Meine Augen ruhten nach wie vor auf den Fotos am Kühlschrank. »Nicht ganz. Eine Bitte hätte ich an Sie, und ich will ehrlich sein, ich fühle mich wie der letzte Arsch, Sie so etwas zu fragen.«

»Unsinn.«

»Ich will bloß nicht, dass Sie sich Ärger einhandeln.«

»Ich bin ein großer Junge. Weshalb weihen Sie mich nicht einfach in Ihren kleinen Plan ein und lassen mich dann entscheiden, wie viel Ärger ich ernten könnte?«

Ich rückte mit meinem Plan heraus. »Verwenden Sie einen anderen Namen«, riet ich ihm zuletzt. »Falls Ihnen spontan keiner einfällt, geben Sie ihnen meinen. Sie dürfen nicht mit hineingezogen werden.«

»Himmel«, raunte er und ließ einen Pfiff folgen. »Sie können höllisch raffiniert sein, wenn Sie wollen, Junge, ist es nicht so?«

»Ich erhoffe mir nicht sonderlich viel davon. Wirklich, ich bin mir nicht einmal sicher, was Sie vorfinden werden oder was ich damit beweisen kann. Erst muss ich es mit eigenen Augen sehen.«

»Ich werde mich gleich morgen früh darum kümmern«, versprach Earl. Im Hintergrund hörte ich eines seiner Tiere winseln. Ich rief mir den monströsen Wolfshund wieder vor Augen, der die Anrichte in Earls winzigem Wohnmobil bewachte.

»Seien Sie einfach vorsichtig«, bat ich und legte auf.
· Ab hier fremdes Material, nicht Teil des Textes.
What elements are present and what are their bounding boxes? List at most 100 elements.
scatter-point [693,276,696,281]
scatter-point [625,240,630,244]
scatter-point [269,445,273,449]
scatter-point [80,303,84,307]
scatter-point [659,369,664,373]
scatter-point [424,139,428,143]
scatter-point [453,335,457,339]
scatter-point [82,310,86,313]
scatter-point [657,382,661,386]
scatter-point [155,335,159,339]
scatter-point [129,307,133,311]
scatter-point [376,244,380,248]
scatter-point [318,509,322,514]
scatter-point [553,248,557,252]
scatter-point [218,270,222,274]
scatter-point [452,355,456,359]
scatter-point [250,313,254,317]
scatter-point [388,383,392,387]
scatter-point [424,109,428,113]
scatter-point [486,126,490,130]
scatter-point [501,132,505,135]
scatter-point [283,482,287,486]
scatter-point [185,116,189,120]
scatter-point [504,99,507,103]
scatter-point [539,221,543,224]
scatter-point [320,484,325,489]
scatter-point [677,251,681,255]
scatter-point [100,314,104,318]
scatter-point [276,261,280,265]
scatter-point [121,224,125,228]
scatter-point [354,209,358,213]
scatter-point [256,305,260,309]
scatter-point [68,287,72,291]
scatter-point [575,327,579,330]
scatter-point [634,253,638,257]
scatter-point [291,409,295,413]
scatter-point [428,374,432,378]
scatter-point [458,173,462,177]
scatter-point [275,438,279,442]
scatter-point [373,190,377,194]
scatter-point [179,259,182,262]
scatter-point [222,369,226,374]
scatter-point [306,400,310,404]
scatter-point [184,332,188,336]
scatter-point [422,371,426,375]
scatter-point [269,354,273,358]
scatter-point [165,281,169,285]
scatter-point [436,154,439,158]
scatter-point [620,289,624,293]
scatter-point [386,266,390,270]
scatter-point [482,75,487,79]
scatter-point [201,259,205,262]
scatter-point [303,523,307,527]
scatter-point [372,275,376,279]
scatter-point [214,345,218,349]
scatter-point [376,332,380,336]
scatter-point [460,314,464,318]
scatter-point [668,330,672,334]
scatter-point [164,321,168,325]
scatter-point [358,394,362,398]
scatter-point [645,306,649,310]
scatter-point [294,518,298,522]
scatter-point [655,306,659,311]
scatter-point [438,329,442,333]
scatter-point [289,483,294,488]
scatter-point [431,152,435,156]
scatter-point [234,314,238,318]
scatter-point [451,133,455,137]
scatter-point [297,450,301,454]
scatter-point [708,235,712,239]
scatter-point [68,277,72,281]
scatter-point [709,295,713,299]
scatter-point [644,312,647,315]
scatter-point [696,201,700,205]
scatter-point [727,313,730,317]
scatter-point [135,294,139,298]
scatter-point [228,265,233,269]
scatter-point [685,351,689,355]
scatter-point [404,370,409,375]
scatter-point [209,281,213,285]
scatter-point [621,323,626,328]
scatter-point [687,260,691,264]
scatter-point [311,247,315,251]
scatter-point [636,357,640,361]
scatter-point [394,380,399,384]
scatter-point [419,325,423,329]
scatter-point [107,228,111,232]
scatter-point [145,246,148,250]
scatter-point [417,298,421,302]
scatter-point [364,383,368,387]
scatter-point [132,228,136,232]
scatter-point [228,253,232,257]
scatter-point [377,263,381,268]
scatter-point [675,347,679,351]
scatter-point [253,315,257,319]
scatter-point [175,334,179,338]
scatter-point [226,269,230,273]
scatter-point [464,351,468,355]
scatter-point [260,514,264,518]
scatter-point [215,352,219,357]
Gegen acht Uhr machte ich mir ein Erdnussbuttersandwich mit Marmelade und eine Tasse Kaffee. Damit und mit den Fotos vom Unglücksort zog ich mich wieder in den Keller zurück.

Ich übersehe etwas.

Etwas Wichtiges.

Unten herrschte kohlrabenschwarze Finsternis, so undurchlässig wie geteertes Papier. Die Glühbirne an der Decke hatte den Geist ganz aufgegeben, aber Ersatz konnte ich nicht finden, also stöberte ich eine Taschenlampe auf und leuchtete in Elijahs verborgenes Zimmer. Jemand hatte auf dem Schreibtisch eine Treppe aus seinen Holzklötzen aufgebaut. Ich starrte darauf, wobei ich die Tasse in einer Hand hielt und den Lichtkegel mit der anderen darauf richtete; die Bilder klemmten unter einem Arm, und der Kaffee brannte mit jedem Schluck bis in meine Zehenspitzen. Das Tolle am Kaffee ist, dachte ich, dass er einem beisteht, komme, was da wolle.